Second, note how MCML opens up the information access services market. That market is currently quite limited, in terms of the ability of different search sites to discriminate their services. The user interaction models of these services are basically the same — the user types a list of terms into a text field. With MCML, the richer user interaction space enabled by search for particular objects and attributes means that search sites could compete on who offers the most direct and most powerful interfaces to their information — perhaps a form-based interface like that in Figure 3; perhaps a graphical browser like Vasa; perhaps a constrained natural language system.
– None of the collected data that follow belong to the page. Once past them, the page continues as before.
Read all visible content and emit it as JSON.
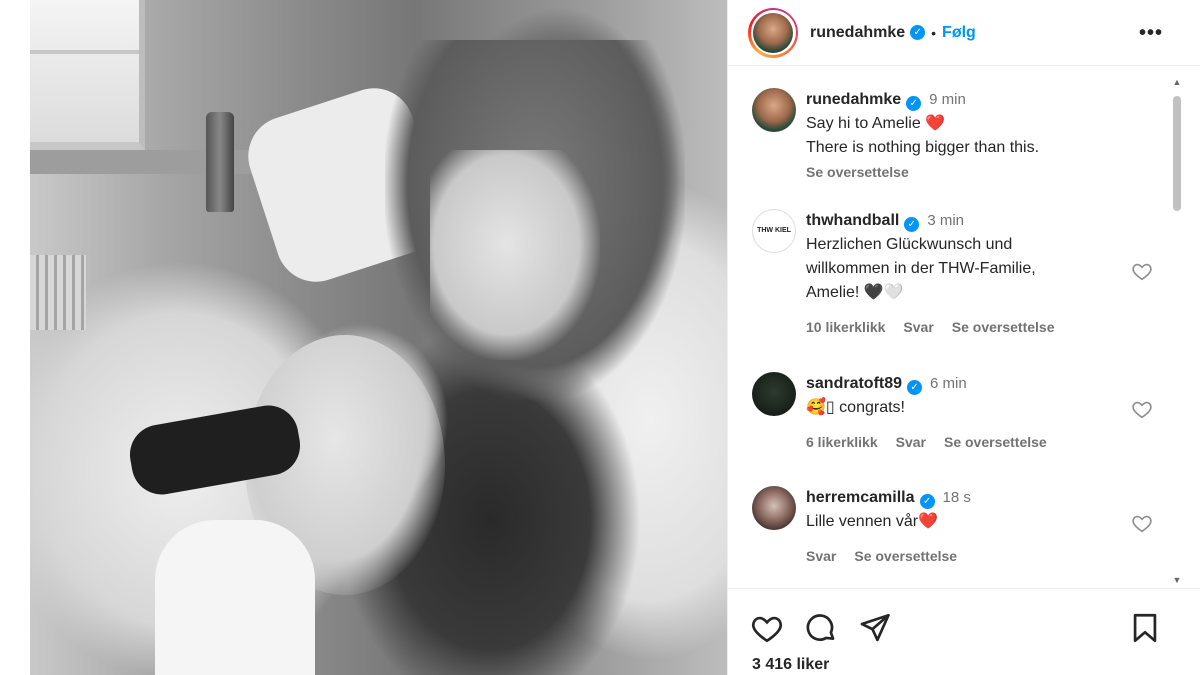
{
  "post": {
    "author": "runedahmke",
    "follow_label": "Følg",
    "separator": "•",
    "more_label": "•••"
  },
  "comments": [
    {
      "user": "runedahmke",
      "time": "9 min",
      "lines": [
        "Say hi to Amelie ❤️",
        "There is nothing bigger than this."
      ],
      "translate": "Se oversettelse"
    },
    {
      "user": "thwhandball",
      "time": "3 min",
      "avatar_text": "THW KIEL",
      "lines": [
        "Herzlichen Glückwunsch und",
        "willkommen in der THW-Familie,",
        "Amelie! 🖤🤍"
      ],
      "likes": "10 likerklikk",
      "reply": "Svar",
      "translate": "Se oversettelse"
    },
    {
      "user": "sandratoft89",
      "time": "6 min",
      "lines": [
        "🥰▯ congrats!"
      ],
      "likes": "6 likerklikk",
      "reply": "Svar",
      "translate": "Se oversettelse"
    },
    {
      "user": "herremcamilla",
      "time": "18 s",
      "lines": [
        "Lille vennen vår❤️"
      ],
      "reply": "Svar",
      "translate": "Se oversettelse"
    }
  ],
  "footer": {
    "likes": "3 416 liker"
  },
  "icons": {
    "verified": "verified-badge-icon",
    "like": "heart-icon",
    "comment": "comment-bubble-icon",
    "share": "paper-plane-icon",
    "save": "bookmark-icon"
  },
  "colors": {
    "accent": "#0095f6",
    "text": "#262626",
    "muted": "#737373"
  }
}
Figure 5: Results of the MCML search.

Similarly, the search technologies offered by Lycos and its competitors are basically the same — some sort of vector search analysis, often augmented with "find related pages" options. While this technology is still central to the MCML approach, it is easy to imagine search sites competing on who can offer the most clever MCML-based search strategies. In the example above, the search strategy making use of the project information leads to much better results than one using only person information, and so should draw more users; still other strategies might be designed by other vendors that could lead to still faster or more complete results. The point is that these strategies are independent of the information space; as such, they would be proprietary assets of the vendor offering them. The result, we hope, is a large number of vendors furiously competing around their use of an Apple-controlled technology, and the establishment of Apple as a central, critical player in this area.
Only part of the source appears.